A. High-throughput polymerase chain reaction assay for the detection of viral DNA

Hepatitis B is a double-stranded DNA virus that is excreted from infected cells in virion particles. These virion particles encapsulate viral DNA in two membranes, including an outer envelope membrane containing hepatitis B virus (HBV) surface proteins and a nucleocapsid of HBV core proteins. The extraction of viral DNA for detection in high-throughput drug screening assays is complicated by the DNA’s outer membrane and nucleocapsid encapsulation. We are developing a method that allows for simple extraction of viral hepatitis B DNA from virion particles and subsequent detection using polymerase chain reaction (PCR). The method aims to allow for a novel assay for PCR based high-throughput drug screening of potential drug candidates to treat HBV that reduces the typically high costs associated with PCR and HBV DNA extraction.    

 

B. Enzyme linked immunosorbent assay (ELISA) for the detection of surface antigen from the hepatitis B virus (HBsAg)

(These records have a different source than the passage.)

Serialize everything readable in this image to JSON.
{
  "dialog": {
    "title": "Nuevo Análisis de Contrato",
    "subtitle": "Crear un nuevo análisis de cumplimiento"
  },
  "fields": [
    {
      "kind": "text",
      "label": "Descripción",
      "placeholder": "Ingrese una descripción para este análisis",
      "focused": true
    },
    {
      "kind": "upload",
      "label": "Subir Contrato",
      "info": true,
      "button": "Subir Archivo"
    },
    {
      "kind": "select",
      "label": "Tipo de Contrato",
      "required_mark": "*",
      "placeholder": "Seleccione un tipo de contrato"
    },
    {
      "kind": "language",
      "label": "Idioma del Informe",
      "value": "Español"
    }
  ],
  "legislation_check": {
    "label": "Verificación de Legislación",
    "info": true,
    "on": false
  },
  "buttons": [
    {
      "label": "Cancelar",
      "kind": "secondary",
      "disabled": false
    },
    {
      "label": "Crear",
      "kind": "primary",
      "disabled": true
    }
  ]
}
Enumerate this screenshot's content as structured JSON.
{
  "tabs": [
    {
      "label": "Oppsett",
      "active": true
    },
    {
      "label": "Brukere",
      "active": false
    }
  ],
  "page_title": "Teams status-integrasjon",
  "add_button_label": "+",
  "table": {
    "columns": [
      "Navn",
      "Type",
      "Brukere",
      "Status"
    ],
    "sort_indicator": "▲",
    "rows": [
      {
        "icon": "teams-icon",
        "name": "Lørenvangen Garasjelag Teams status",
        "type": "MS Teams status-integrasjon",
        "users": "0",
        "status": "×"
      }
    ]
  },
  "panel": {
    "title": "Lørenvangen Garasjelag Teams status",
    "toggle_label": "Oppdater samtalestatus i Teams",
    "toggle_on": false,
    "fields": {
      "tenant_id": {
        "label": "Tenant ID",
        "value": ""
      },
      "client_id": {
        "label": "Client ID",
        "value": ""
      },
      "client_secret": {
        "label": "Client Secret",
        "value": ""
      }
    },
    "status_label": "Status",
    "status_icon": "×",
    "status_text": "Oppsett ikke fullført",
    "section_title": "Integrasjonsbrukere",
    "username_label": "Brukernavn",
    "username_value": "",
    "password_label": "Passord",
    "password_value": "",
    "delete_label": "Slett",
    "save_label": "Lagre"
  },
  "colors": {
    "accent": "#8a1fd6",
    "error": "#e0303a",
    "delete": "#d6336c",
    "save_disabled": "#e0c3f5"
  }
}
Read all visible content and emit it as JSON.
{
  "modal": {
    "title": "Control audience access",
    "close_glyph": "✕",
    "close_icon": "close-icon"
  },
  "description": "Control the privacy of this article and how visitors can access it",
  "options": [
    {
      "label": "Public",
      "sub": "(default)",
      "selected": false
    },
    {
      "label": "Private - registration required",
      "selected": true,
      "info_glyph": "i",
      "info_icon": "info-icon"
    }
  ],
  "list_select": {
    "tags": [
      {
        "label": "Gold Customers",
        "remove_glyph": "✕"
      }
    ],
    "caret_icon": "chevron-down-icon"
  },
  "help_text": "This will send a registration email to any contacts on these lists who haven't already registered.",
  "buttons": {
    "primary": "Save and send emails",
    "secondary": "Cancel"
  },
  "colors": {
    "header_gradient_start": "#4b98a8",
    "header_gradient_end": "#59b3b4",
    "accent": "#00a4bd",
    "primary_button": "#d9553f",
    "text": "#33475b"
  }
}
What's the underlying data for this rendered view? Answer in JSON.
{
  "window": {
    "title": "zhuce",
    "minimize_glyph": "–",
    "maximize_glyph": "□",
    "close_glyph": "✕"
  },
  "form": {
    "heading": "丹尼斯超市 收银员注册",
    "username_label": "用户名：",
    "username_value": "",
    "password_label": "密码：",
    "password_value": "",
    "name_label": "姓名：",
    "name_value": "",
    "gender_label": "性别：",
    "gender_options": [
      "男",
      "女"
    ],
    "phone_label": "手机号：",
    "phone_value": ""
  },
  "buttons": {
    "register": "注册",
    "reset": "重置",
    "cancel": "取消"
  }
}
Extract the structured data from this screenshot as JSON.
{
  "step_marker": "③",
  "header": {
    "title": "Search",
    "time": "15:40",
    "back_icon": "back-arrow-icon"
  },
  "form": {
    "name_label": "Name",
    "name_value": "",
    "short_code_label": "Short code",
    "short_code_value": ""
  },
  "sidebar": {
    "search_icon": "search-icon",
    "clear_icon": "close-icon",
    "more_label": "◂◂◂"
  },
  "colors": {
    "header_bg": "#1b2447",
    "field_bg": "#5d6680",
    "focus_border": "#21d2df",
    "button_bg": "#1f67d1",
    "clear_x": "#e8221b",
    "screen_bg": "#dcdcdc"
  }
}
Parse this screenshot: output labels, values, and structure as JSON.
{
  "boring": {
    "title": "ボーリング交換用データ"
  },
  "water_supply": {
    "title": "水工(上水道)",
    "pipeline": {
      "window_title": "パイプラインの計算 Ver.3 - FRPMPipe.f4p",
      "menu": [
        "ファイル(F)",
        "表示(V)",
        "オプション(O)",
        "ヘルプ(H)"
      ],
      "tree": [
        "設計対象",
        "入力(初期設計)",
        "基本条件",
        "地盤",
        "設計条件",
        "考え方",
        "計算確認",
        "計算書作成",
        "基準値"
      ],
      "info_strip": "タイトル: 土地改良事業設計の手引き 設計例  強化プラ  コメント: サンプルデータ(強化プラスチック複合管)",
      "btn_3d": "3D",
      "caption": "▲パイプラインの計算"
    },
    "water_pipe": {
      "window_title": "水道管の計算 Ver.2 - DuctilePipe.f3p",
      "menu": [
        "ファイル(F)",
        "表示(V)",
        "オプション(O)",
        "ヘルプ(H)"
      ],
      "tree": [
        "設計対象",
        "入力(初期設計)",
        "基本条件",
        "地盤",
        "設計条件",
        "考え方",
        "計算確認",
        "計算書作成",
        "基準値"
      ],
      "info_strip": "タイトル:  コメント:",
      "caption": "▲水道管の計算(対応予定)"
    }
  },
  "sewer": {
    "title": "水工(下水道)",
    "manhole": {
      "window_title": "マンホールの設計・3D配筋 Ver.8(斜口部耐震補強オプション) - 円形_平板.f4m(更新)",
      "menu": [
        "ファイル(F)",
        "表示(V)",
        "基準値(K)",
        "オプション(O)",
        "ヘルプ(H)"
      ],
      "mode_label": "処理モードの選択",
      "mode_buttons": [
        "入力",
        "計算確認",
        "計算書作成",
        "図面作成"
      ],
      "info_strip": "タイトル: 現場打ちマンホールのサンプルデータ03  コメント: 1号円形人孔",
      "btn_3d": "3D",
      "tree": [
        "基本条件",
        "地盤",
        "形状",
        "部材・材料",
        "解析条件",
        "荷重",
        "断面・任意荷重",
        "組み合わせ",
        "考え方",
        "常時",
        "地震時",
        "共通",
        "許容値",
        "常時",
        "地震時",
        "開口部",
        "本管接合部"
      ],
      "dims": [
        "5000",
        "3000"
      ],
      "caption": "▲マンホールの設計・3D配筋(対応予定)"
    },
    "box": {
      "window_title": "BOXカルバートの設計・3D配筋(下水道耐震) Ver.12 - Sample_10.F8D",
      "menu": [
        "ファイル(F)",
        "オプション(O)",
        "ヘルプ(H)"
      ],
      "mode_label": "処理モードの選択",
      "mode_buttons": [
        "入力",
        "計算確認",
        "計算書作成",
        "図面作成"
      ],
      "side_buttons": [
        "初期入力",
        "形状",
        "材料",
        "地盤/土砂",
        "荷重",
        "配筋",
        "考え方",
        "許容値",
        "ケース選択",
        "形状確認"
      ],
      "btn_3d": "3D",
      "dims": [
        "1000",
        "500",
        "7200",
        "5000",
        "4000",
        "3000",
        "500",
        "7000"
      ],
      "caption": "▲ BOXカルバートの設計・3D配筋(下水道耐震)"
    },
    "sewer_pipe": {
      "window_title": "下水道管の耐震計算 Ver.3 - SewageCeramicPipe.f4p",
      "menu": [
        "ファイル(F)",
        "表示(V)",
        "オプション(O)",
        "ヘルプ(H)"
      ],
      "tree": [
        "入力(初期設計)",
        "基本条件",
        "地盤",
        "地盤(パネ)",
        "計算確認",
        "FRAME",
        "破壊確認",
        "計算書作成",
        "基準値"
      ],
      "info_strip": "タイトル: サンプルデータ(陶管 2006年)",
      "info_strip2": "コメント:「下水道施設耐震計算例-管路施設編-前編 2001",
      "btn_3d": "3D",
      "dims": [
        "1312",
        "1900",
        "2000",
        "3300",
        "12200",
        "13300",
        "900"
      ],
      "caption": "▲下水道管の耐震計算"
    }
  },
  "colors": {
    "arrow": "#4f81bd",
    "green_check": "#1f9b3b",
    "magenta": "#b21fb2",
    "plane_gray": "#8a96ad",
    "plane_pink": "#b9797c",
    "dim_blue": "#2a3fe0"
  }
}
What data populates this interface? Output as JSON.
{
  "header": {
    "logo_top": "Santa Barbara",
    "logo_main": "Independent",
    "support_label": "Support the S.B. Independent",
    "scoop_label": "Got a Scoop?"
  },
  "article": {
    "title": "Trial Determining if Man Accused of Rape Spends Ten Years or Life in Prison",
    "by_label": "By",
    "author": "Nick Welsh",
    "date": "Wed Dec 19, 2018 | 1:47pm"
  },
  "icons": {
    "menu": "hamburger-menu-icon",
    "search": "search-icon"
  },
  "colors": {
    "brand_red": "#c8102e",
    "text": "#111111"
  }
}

ELISA assays are one of the most common assays run at large pharmaceutical companies because of their high sensitivity and specificity. We are running ELISA assays in 384 well-plates looking for drug like small molecule inhibitors of a viral protein that leads to T cells exhaustion and dampens the immune system allowing the hepatitis B virus to be tolerated. Finding a functional cure for hepatitis B will likely require an immune system adjuvant that will either be host targeting or likely target a direct viral product like the S antigen.

 

Additional Information:

  1. Bleicher, K. H.; Bohm, H. J.; Muller, K.; Alanine, A. I., Hit and lead generation: beyond high-throughput screening. Nat Rev Drug Discov 2003, 2 (5), 369-78.
  2. Gadkar, V.; Filion, M., New Developments in Quantitative Real-time Polymerase Chain Reaction Technology. Curr Issues Mol Biol 2014, 16, 1-6.
  3. Gan, S. D.; Patel, K. R., Enzyme immunoassay and enzyme-linked immunosorbent assay. J Invest Dermatol 2013, 133 (9), e12.
  4. Lorenz, T. C., Polymerase chain reaction: basic protocol plus troubleshooting and optimization strategies. J Vis Exp 2012, (63), e3998.